A Literary Pride Parade

Pride celebrations look a little different this year; Covid-19 has resulted in the cancellation of most Pride parades, and the murder of George Floyd has led to protests across the world in the name of Black lives and racial equality. The push for equality for the LGBTQ+ community has been, and continues to be, intertwined with the push for racial equity (look at the activists who led the Stonewall uprising in 1969). So while you wait for your backorder of Ibram X. Kendi's How to Be an Anti-Racist to arrive, why not consider marking both movements with a book by one of these Black LGBTQ+ authors? 

R. Eric Thomas (the columnist behind the popular "Eric Reads the News" on Elle.com) uses his charming sense of humor in Here for It: Or, How to Save Your Soul in America (Ballantine, $26), his first collection of essays, to explore his life as a gay, Black, Christian man and what it means to be different--and to be one's truest self. If you need a good laugh and also want to examine the very real, very large issues facing our world today (racism, pride, religion, and mental health, to name a few), look no further than Thomas's excellent collection.
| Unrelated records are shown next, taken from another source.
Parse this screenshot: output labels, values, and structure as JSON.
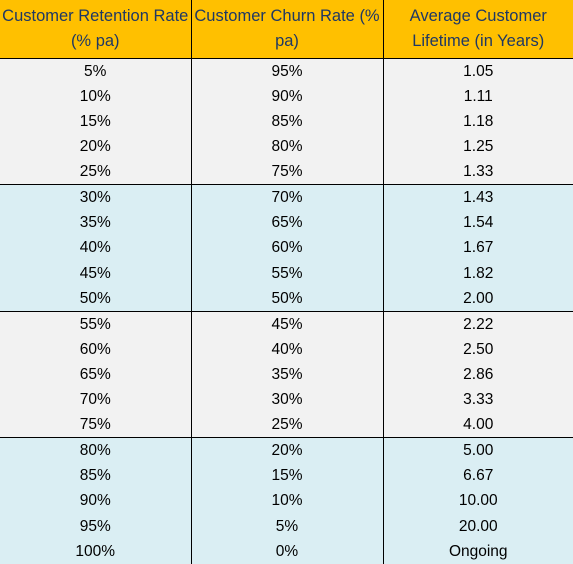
{
  "table": {
    "headers": [
      "Customer Retention Rate (% pa)",
      "Customer Churn Rate (% pa)",
      "Average Customer Lifetime (in Years)"
    ],
    "groups": [
      {
        "band": "grey",
        "rows": [
          [
            "5%",
            "95%",
            "1.05"
          ],
          [
            "10%",
            "90%",
            "1.11"
          ],
          [
            "15%",
            "85%",
            "1.18"
          ],
          [
            "20%",
            "80%",
            "1.25"
          ],
          [
            "25%",
            "75%",
            "1.33"
          ]
        ]
      },
      {
        "band": "blue",
        "rows": [
          [
            "30%",
            "70%",
            "1.43"
          ],
          [
            "35%",
            "65%",
            "1.54"
          ],
          [
            "40%",
            "60%",
            "1.67"
          ],
          [
            "45%",
            "55%",
            "1.82"
          ],
          [
            "50%",
            "50%",
            "2.00"
          ]
        ]
      },
      {
        "band": "grey",
        "rows": [
          [
            "55%",
            "45%",
            "2.22"
          ],
          [
            "60%",
            "40%",
            "2.50"
          ],
          [
            "65%",
            "35%",
            "2.86"
          ],
          [
            "70%",
            "30%",
            "3.33"
          ],
          [
            "75%",
            "25%",
            "4.00"
          ]
        ]
      },
      {
        "band": "blue",
        "rows": [
          [
            "80%",
            "20%",
            "5.00"
          ],
          [
            "85%",
            "15%",
            "6.67"
          ],
          [
            "90%",
            "10%",
            "10.00"
          ],
          [
            "95%",
            "5%",
            "20.00"
          ],
          [
            "100%",
            "0%",
            "Ongoing"
          ]
        ]
      }
    ]
  },
  "colors": {
    "header_bg": "#ffc000",
    "header_text": "#1f3864",
    "band_grey": "#f2f2f2",
    "band_blue": "#daeef3",
    "rule": "#000000"
  }
}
If fiction is more your speed, Nicole Dennis-Benn's novels are both incredible. In Here Comes the Sun (Liveright, $15.95), a Jamaican woman buckles under the pressures of caring for her younger sister, satisfying her mother, and exploring her sexuality; in Patsy, Dennis-Benn peels back the layers of motherhood in the story of a Jamaican immigrant living in New York--without her daughter.

Up next for me is Akwaeke Emezi's Freshwater (Grove, $16), which has been highly praised by many literary outlets (including this one); our reviewer called it a "riveting and peculiar variation on coming of age."